Picture by German Moreno @ 500px.com
Le città sono, per me, esseri senzienti con tanto di cuore, anima e cervello. E nervi... sì ci sono anche i nervi.
Quando sono in viaggio mi piace esplorare i luoghi fino alla loro anima: adoro conoscerli e farmi conoscere da loro.
Quando sono arrivata in Messico mi sentivo stordita dalle ore di volo, dall'altitudine mista all'inquinamento di una capitale che sembra non avere fine.
Avevo con me uno zaino di 12 kili eppure faticavo.
Ne avevo lette di ogni sul fatto che atterrare a Città del Messico fosse un po' "sballino" ma provarlo fu davvero qualcosa di inaspettato.
L'ostello dove io e la mia migliore amica dormivamo era in pienissimo centro, nel cuore della città chiamato anche Zocalo.
Tutte le città messicane con un po' di storia possiedono uno zocalo, ovvero un basamento dove di solito è inserita la Bandiera Nazionale.
Avevo visto già un paio di volte Traffic e avevo in mente quella scena in cui lo Zocalo di Città del Messico viene mostrato dall'alto di un elicottero.
Dopo un bel po' di metropolitana (dall'aeroporto) arrivai alla fermata giusta.
Scale, scale, scale, cammina, cammina, cammina, scale, scale, scale ... ecco ... vedevo la luce.
Uscimmo dalla metropolitana mentre il buio ammantava il cielo.
Il cielo era di un colore così intenso che tutto risaltava.
Davanti a noi il Duomo, con le sue pareti così instabili eppure bellissime.
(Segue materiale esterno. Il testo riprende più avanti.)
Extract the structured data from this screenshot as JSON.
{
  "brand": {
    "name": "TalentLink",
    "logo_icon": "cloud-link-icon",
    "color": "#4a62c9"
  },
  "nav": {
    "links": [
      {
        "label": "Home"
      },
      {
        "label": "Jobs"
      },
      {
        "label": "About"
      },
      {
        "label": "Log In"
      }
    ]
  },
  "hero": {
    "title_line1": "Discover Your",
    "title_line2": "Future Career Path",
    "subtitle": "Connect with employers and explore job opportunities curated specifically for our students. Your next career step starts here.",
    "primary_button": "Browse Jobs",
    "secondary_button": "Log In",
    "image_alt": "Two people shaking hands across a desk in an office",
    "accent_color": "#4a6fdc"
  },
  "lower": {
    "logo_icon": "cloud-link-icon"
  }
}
La Bandiera che sventolava al centro della piazza sembrava voler avvolgere il mondo intero data la sua grandezza.
Il Palazzo Presidenziale brillava grazie alle luci gialle che lo illuminavano.
Attorno a noi una masnada di gente che passeggiava, vendeva cibo, si divertiva.
Era settembre, il Mese della Patria e dell'Indipendenza e tutto sembrava essere in piena festa.
Non capivo se mi girasse la testa ancora per quell'effetto "arrivo a Città del Messico" oppure se veramente fossi rimasta stordita da un arrivo così grande in città.
Arrivare dritti al cuore di un luogo può essere un colpo pazzesco ed io in quel momento ero nel mezzo di un turbinio di sensazioni date da una città che sembrava dirmi in tutti i modi: Benvenuta in Messico!